Davis district also strongly recommends students take Earth systems, implemented in all 13 junior high schools.

"We want to make sure our students have a good academic core. And that's part of a good academic core," Ord said. Most universities require three years of high school science at entrance; others mandate four. Nearly 80 percent of Davis district students take college entrance tests.

The four schools have some form of a science lab, but in some cases that amounts to a single sink, Ord said.

The project will accommodate growth and science room needs, Ord said. South Davis will get as many as five new science rooms. Bountiful is getting a new wing for science classrooms. Farmington and Centerville will update classrooms with electricity, sinks and running water. Rooms also will have proper ventilation and stor-age.

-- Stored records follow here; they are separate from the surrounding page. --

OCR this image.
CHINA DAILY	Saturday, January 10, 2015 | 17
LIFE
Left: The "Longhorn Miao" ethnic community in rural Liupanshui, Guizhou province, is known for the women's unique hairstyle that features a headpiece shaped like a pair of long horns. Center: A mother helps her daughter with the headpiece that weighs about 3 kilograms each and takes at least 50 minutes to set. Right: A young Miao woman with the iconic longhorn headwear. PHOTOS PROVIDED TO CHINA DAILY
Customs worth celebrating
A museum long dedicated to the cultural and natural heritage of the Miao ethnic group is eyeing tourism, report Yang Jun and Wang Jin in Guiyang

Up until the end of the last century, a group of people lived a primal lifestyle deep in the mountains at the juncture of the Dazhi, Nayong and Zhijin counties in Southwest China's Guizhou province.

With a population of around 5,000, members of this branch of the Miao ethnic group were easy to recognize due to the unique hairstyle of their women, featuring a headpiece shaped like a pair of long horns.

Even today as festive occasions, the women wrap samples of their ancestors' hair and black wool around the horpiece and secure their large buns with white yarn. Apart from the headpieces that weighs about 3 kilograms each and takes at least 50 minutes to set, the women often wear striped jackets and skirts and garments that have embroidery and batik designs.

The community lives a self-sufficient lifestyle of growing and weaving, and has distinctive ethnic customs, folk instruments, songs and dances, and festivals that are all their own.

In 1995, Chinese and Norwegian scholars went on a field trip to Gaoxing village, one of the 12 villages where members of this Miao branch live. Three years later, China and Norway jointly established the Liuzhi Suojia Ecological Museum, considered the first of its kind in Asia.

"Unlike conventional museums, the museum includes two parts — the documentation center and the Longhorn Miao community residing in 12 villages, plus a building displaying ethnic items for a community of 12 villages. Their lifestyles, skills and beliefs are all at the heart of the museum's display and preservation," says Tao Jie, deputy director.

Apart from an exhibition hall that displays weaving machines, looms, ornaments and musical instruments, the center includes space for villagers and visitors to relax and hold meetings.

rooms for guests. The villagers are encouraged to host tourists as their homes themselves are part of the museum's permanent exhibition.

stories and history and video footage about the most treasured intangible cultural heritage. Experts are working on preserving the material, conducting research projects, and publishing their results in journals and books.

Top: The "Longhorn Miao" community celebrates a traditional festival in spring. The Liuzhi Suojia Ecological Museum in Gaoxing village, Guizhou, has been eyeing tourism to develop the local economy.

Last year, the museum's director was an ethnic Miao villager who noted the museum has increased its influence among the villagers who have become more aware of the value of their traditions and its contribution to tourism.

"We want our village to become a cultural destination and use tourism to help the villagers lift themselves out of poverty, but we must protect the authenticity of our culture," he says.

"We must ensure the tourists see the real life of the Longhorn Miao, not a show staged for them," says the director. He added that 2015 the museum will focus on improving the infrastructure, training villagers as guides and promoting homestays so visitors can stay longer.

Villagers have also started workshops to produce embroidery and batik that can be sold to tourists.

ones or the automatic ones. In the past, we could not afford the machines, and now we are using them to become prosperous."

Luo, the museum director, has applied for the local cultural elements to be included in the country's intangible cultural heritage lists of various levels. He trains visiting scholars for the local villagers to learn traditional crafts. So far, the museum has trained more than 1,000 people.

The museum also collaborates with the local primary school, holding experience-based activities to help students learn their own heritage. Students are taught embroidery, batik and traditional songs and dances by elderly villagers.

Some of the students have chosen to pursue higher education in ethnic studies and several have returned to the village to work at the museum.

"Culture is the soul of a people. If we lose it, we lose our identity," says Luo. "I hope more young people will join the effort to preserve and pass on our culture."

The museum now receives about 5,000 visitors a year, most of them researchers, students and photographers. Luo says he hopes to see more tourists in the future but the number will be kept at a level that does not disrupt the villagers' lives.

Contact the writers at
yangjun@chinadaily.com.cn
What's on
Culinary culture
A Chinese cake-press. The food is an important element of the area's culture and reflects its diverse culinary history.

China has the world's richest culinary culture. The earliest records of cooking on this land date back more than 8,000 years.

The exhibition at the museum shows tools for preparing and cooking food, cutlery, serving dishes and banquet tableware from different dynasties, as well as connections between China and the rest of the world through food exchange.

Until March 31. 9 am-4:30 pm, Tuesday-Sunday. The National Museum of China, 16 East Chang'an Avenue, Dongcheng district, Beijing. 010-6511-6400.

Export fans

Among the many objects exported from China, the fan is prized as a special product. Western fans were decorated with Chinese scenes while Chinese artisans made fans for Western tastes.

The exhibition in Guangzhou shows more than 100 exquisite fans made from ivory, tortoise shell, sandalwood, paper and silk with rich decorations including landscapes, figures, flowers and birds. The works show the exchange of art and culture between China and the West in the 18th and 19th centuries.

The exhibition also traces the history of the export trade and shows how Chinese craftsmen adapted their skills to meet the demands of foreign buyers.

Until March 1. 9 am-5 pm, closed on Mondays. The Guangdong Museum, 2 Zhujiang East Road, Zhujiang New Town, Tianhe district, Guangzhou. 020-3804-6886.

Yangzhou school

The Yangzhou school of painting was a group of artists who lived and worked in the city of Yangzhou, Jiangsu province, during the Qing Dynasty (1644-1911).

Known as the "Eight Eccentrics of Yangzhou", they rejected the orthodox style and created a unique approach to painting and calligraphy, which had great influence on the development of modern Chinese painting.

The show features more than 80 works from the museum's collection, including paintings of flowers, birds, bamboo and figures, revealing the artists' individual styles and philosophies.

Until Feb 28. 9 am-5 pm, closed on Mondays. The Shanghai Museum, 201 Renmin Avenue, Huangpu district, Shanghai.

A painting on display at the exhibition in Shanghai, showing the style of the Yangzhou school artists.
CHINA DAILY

The retrofit is to span the summer, said Bryan Turner, director of district construction projects. Other projects, three-fourths of which fall under a $75 million bond approved last year, will take 12 to 18 months to complete. They include:

- Classrooms, a counseling center and commons area at Sunset Junior High.

- Three new elementaries and Young Parents alternative high school.

- A classroom wing to Bountiful Junior High, marking the last of three building phases.

- A 10-classroom addition to Syracuse Junior High.

- A commons area and family and consumer sciences wing at Viewmont High.

- A media center upgrade and new commons area, counseling center and administrative offices at Millcreek Junior High in Bount-i-ful.

- Air conditioning at Cook Elementary in Syracuse.